- The Washington Times - Thursday, August 18, 2016

A top House lawmaker told Attorney General Loretta Lynch Thursday to start revoking bogus asylum cases after the Justice Department admitted it was aware of more than 3,700 applications that were granted despite being part of a massive New York City fraud ring.

Rep. Bob Goodlatte, chairman of the House Judiciary Committee, gave Ms. Lynch until the end of August to tell him whether she’ll reopen the cases — something he said should have been done years ago after the FBI busted the fraud ring in 2012.

“DOJ’s refusal to take action in these cases is simply outrageous,” he said, adding that letting asylum-seekers get away with clear fraud gives future applicants an incentive to lie.

The Justice Department has tried to blame bureaucratic red tape, saying it has to wait for Homeland Security officials to raise the fraud cases. Mr. Goodlatte said that was wrong, and the law gives Ms. Lynch and her officers independent authority to reopen the cases.

The Justice Department demurred when asked that question by The Washington Times this week, instead insisting it would wait for Homeland Security.
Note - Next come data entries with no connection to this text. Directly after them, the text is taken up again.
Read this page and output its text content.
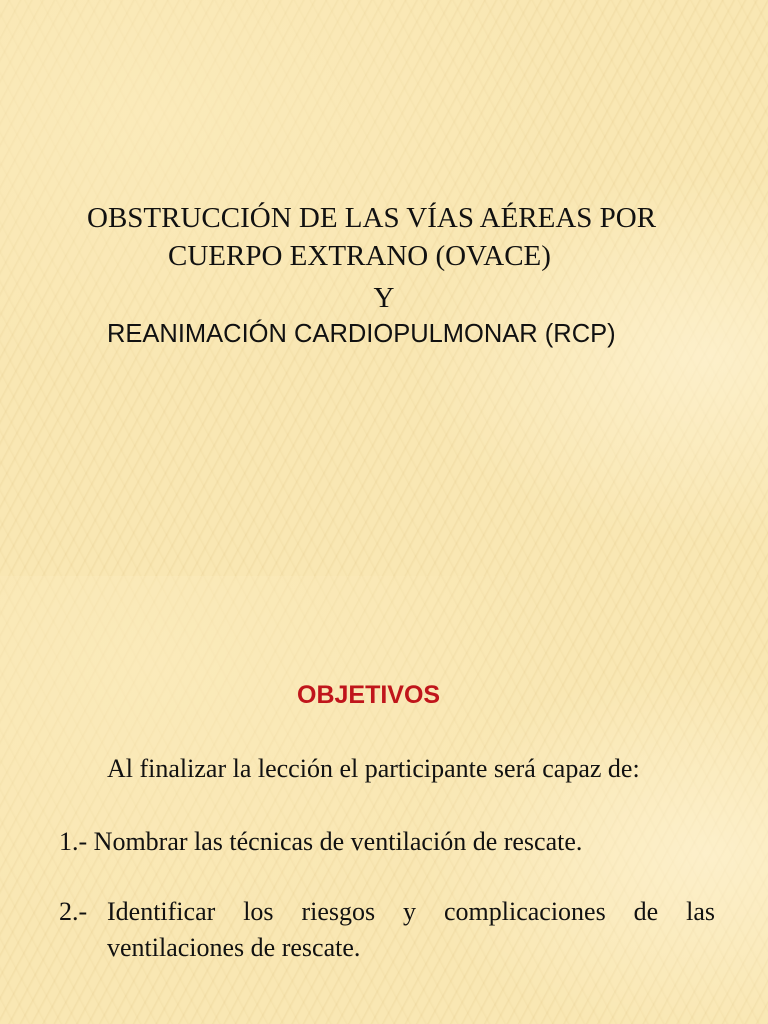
OBSTRUCCIÓN DE LAS VÍAS AÉREAS POR
CUERPO EXTRANO (OVACE)
Y
REANIMACIÓN CARDIOPULMONAR (RCP)
OBJETIVOS
Al finalizar la lección el participante será capaz de:
1.- Nombrar las técnicas de ventilación de rescate.
2.- Identificar los riesgos y complicaciones de las ventilaciones de rescate.
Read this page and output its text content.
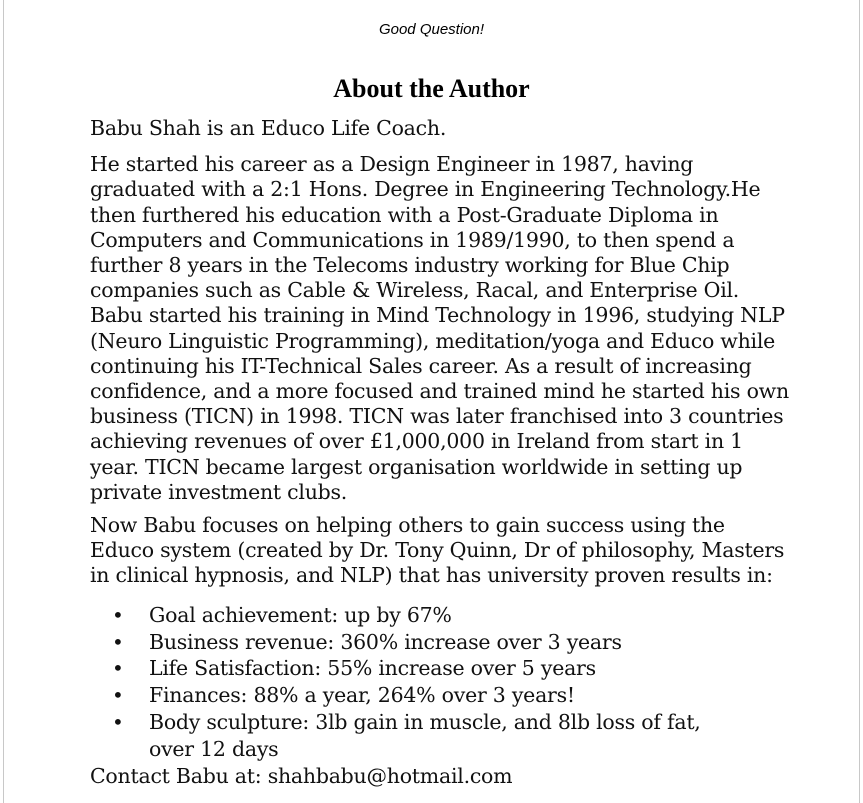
Good Question!
About the Author

Babu Shah is an Educo Life Coach.

He started his career as a Design Engineer in 1987, having graduated with a 2:1 Hons. Degree in Engineering Technology.He then furthered his education with a Post-Graduate Diploma in Computers and Communications in 1989/1990, to then spend a further 8 years in the Telecoms industry working for Blue Chip companies such as Cable & Wireless, Racal, and Enterprise Oil. Babu started his training in Mind Technology in 1996, studying NLP (Neuro Linguistic Programming), meditation/yoga and Educo while continuing his IT-Technical Sales career. As a result of increasing confidence, and a more focused and trained mind he started his own business (TICN) in 1998. TICN was later franchised into 3 countries achieving revenues of over £1,000,000 in Ireland from start in 1 year. TICN became largest organisation worldwide in setting up private investment clubs.

Now Babu focuses on helping others to gain success using the Educo system (created by Dr. Tony Quinn, Dr of philosophy, Masters in clinical hypnosis, and NLP) that has university proven results in:

• Goal achievement: up by 67%
• Business revenue: 360% increase over 3 years
• Life Satisfaction: 55% increase over 5 years
• Finances: 88% a year, 264% over 3 years!
• Body sculpture: 3lb gain in muscle, and 8lb loss of fat, over 12 days
Contact Babu at: shahbabu@hotmail.com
The New York City ring, which spanned a number of law offices, was so adept at concocting convincing but fake stories for Chinese immigrants that federal investigators dubbed their bust “Operation Fiction Writer.”
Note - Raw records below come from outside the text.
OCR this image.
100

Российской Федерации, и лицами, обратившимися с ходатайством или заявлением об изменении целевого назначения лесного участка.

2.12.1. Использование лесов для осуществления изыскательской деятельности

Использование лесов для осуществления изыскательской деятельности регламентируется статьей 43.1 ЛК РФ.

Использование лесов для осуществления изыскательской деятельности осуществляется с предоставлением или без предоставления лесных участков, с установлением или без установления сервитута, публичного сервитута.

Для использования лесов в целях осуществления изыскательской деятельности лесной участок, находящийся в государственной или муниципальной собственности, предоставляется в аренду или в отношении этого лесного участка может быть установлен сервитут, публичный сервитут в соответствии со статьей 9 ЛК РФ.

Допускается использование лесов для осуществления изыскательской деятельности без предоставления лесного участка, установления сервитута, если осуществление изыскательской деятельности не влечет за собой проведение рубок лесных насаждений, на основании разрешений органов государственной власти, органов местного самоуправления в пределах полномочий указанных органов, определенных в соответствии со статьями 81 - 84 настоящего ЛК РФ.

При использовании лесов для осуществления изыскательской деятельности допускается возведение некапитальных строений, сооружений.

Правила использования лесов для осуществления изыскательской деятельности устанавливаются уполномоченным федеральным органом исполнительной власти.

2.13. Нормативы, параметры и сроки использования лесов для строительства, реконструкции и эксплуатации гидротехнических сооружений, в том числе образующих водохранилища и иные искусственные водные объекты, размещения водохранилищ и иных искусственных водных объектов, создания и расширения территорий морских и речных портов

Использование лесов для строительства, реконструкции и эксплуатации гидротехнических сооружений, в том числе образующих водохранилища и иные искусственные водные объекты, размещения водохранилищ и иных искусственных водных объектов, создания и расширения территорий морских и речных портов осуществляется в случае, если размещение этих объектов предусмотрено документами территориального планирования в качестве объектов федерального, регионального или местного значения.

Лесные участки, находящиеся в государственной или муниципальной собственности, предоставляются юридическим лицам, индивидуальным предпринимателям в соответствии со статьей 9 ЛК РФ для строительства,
The fraudsters would forge documents and make up backstories for the applicants, and coach them on how to game the interviews with asylum officers. Investigators said applicants who claimed to have been forced to have an abortion under China’s one-child policy were even told to watch Chinese soap operas portraying women in that situation as a way of studying how someone in that situation would act.
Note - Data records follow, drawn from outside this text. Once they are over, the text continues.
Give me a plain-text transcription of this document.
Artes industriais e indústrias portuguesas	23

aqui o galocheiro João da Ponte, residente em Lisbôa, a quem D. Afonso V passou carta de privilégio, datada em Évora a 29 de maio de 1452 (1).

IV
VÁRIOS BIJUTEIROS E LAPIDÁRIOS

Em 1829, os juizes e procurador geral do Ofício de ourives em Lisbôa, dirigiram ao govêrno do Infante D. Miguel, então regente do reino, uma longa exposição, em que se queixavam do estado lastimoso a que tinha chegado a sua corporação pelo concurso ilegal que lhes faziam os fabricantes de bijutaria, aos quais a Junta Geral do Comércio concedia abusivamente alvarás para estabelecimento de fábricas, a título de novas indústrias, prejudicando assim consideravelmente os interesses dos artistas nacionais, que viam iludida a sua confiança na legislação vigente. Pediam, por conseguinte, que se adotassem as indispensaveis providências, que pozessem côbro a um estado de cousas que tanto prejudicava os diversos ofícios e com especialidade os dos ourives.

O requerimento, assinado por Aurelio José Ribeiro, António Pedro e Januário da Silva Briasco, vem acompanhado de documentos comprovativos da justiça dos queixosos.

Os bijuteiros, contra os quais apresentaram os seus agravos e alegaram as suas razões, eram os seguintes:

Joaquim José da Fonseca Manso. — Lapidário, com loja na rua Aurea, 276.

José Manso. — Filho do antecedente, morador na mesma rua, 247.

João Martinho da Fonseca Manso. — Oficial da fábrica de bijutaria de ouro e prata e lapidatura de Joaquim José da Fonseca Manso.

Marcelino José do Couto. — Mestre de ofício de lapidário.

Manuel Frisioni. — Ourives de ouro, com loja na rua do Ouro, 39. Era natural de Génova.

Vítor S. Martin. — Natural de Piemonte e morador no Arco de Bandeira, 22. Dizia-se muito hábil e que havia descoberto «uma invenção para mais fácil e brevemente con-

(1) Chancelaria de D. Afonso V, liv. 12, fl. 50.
Asylum applicants also paid for translators who not only helped coach them how to beat the system, but also accompanied them to the official interviews to provide translation — and would shape the applicants’ testimony by failing to translate any inconsistent details, according to federal prosecutors who pursued the criminal cases against the fraud ring.

The situation was so bad that one analyst told The New York Times at the time of the bust that most Chinese asylum cases in New York city were fraudulent.

Despite that mountain of evidence, though, none of the 3,709 asylum cases approved by the Executive Office for Immigration Review (EOIR) have been reopened.